Awethu is sponsored by Discovery Holdings and plans to add another 15 entrepreneurs to the portfolio by next year. Randera-Rees says there are about 1-million informal, small entrepreneurs in Gauteng province alone, which is the talent pool he wants to target and empower.
“It’s about South Africa, about South African stories – these are stories of talent, leadership and hope.”
Randera-Rees started the organisation with friend Ryan Pakter. Both went to Harvard University in the US and later worked overseas, but regularly returned to their home country.
Randera-Rees recalls: “On my return visits it always struck me just how many talented people were out there who are held back by lack of formal training and resources,” adding that they started Awethu because they were “inspired by the new South Africa”.
Pakter has since quit the venture to pursue business interests, but for Randera-Rees this venture is a passion which he wants to see out for as long as possible.
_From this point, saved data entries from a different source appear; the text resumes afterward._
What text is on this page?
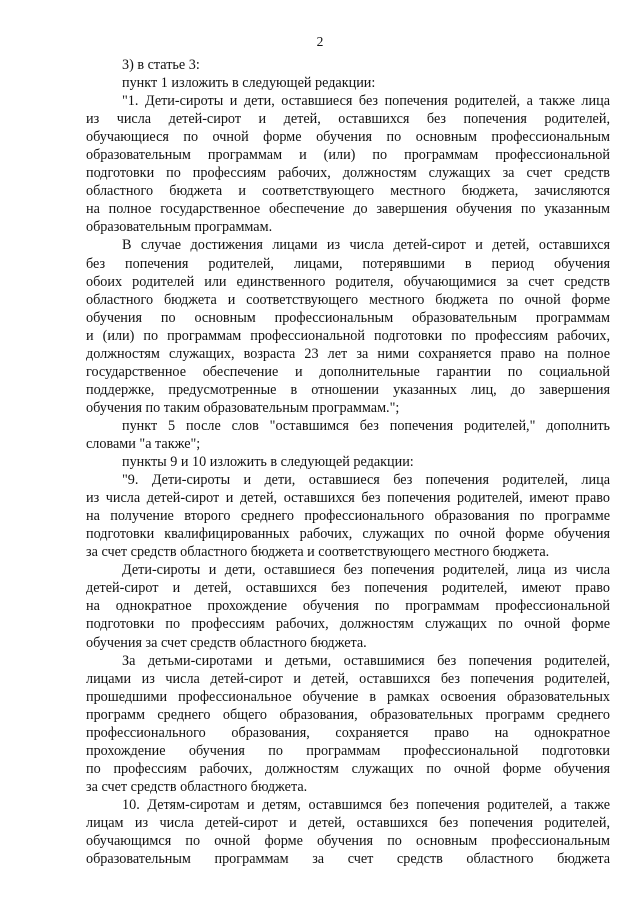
2
3) в статье 3:
пункт 1 изложить в следующей редакции:
"1. Дети-сироты и дети, оставшиеся без попечения родителей, а также лица
из числа детей-сирот и детей, оставшихся без попечения родителей,
обучающиеся по очной форме обучения по основным профессиональным
образовательным программам и (или) по программам профессиональной
подготовки по профессиям рабочих, должностям служащих за счет средств
областного бюджета и соответствующего местного бюджета, зачисляются
на полное государственное обеспечение до завершения обучения по указанным
образовательным программам.
В случае достижения лицами из числа детей-сирот и детей, оставшихся
без попечения родителей, лицами, потерявшими в период обучения
обоих родителей или единственного родителя, обучающимися за счет средств
областного бюджета и соответствующего местного бюджета по очной форме
обучения по основным профессиональным образовательным программам
и (или) по программам профессиональной подготовки по профессиям рабочих,
должностям служащих, возраста 23 лет за ними сохраняется право на полное
государственное обеспечение и дополнительные гарантии по социальной
поддержке, предусмотренные в отношении указанных лиц, до завершения
обучения по таким образовательным программам.";
пункт 5 после слов "оставшимся без попечения родителей," дополнить
словами "а также";
пункты 9 и 10 изложить в следующей редакции:
"9. Дети-сироты и дети, оставшиеся без попечения родителей, лица
из числа детей-сирот и детей, оставшихся без попечения родителей, имеют право
на получение второго среднего профессионального образования по программе
подготовки квалифицированных рабочих, служащих по очной форме обучения
за счет средств областного бюджета и соответствующего местного бюджета.
Дети-сироты и дети, оставшиеся без попечения родителей, лица из числа
детей-сирот и детей, оставшихся без попечения родителей, имеют право
на однократное прохождение обучения по программам профессиональной
подготовки по профессиям рабочих, должностям служащих по очной форме
обучения за счет средств областного бюджета.
За детьми-сиротами и детьми, оставшимися без попечения родителей,
лицами из числа детей-сирот и детей, оставшихся без попечения родителей,
прошедшими профессиональное обучение в рамках освоения образовательных
программ среднего общего образования, образовательных программ среднего
профессионального образования, сохраняется право на однократное
прохождение обучения по программам профессиональной подготовки
по профессиям рабочих, должностям служащих по очной форме обучения
за счет средств областного бюджета.
10. Детям-сиротам и детям, оставшимся без попечения родителей, а также
лицам из числа детей-сирот и детей, оставшихся без попечения родителей,
обучающимся по очной форме обучения по основным профессиональным
образовательным программам за счет средств областного бюджета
His efforts have not gone unnoticed, even outside South Africa.
He recently received international recognition for Awethu when he was chosen as one of 15 Echoing Green Fellows, class of 2011. This is some achievement considering General Atlantic, the organisation which runs the fellowship, received almost 3 000 applications from over 100 countries.
Fellows are chosen each year based on their innovative ideas, creativity and steadfast approach in order to make a real and lasting social change in the world.
Their work takes place in a broad range of disciplines ranging from genocide to education and political injustice, but they all share a passion to make a change through real social investment in communities in need of help.
The fellowship programme runs over two years and “helps the chosen individuals to develop new solutions to society’s most difficult problems”, according to the Echoing Green website.
Echoing Green awarded its first social entrepreneur fellowship in 1987. Individuals who receive the fellowship accolade are considered to be visionaries and leaders in their respective fields.